In top down approach, you write a converter that tries to decode the file completely, and throw increasingly complex files at it, modifying it as you go. This is relatively easy, since you have a working converter (for simplest of the files) very early, and you can be sure you're not breaking things by rerunning it on the same simple example even once it gets support for more complex formats. The downside is that it's an all-or-nothing approach - if the format is too complicated to decode fully you won't get even partial information out of it.

In bottom up approach you teach converter how to detect partial data structures (like strings, floats, etc.) and then to skip parts of the file which it doesn't understand. This can be very powerful technique - especially for very complex formats where full decoding is not yet possible.

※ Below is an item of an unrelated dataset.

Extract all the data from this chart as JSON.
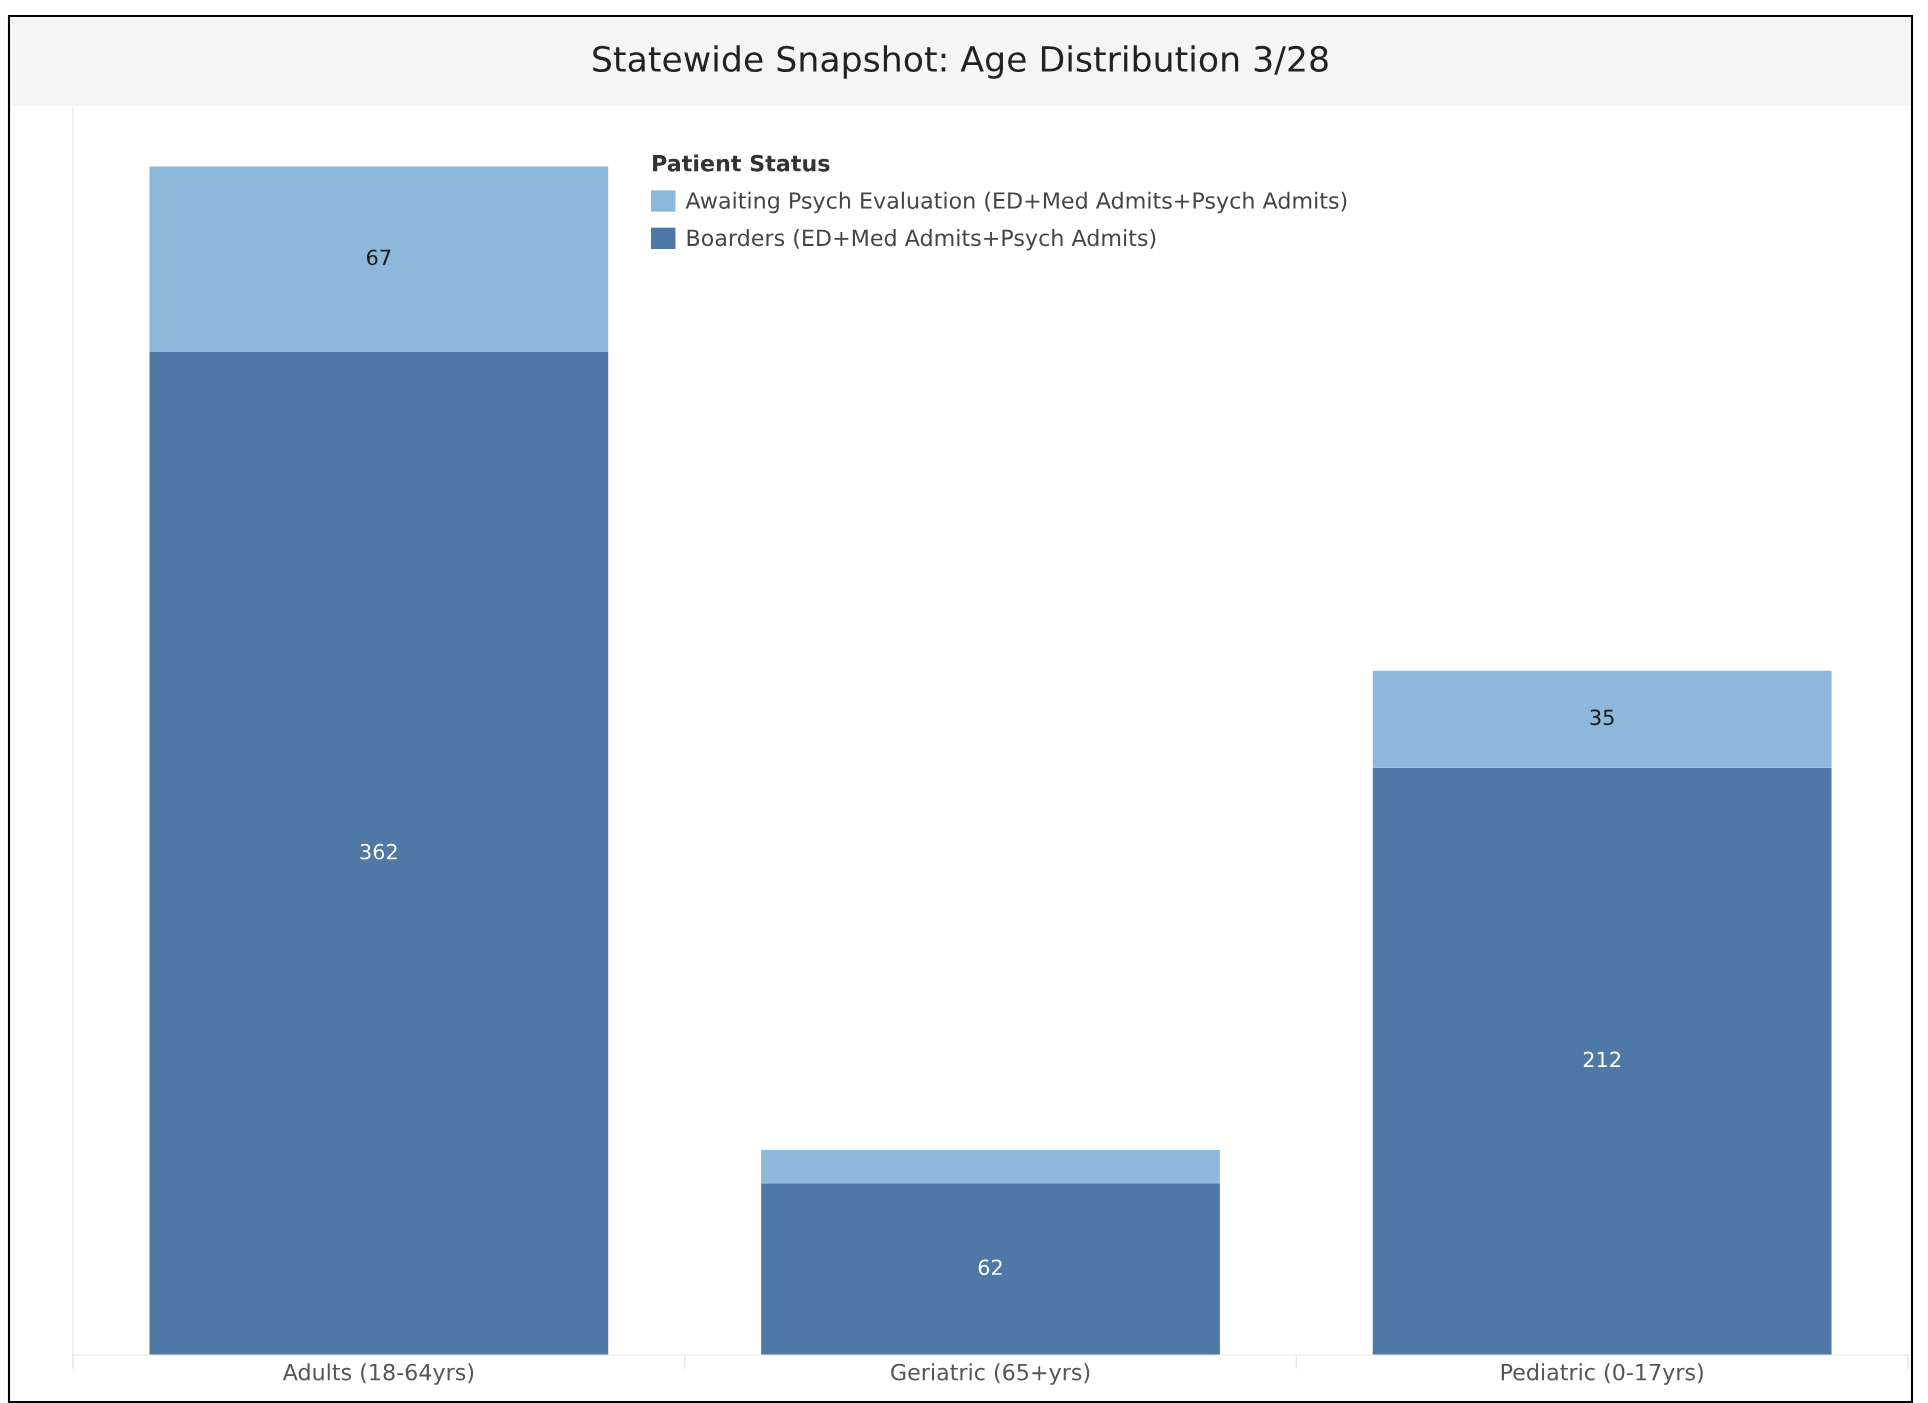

Unfortunately it's usually much more difficult to write such converters, so it's an advanced technique to try only after you get some practice with data archeology.

Coming next

In future blog posts, I'll show you how to easily write such converters to decode a few file formats.

Or if you can't wait, you can check etwng repository, with a lot of converters for various formats from Empire: Total War and other games from Total War series.


Anonymous said...

How 'bout HexFiend?

taw said...

Anonymous: I just gave HexFiend a try, and I'd not recommend it.

The main problem is that it will only show you a few data decodings (instead of all reasonable decodings) and only when you highlight the data.

0xED displays it right away (you might need to disable "Require selection for visualizer") - this is many many times faster.

Anonymous said...

As a tester, this is pure GOLD! Thanks mate!

Prozacgod said...

I used to do data conversions for AVImark (veterinarian medicine) we had an in-house tool we hacked on called 'Schema' that allowed us to examine and decode data from a wide variety of systems, so that we could export the records into our proprietary format.

I wish I could get a copy of that and open source parts of it, it was honestly a dream tool for record based file decoding.

After decoding data for a while, it really does feel like that scene from the matrix, except its more like "oh that's obviously a column of integers, and thats a IEEE float... oh and that looks like a floating point mantissa, but the length is only 3 bytes??"

Thanks for the article!

taw said...

Prozacgod: If you're working with fairly constrained data, it's possible to write automatic analysis tools. I wrote some for decoding Empire Total War db tables - they were horrible mess, but they could do wonders.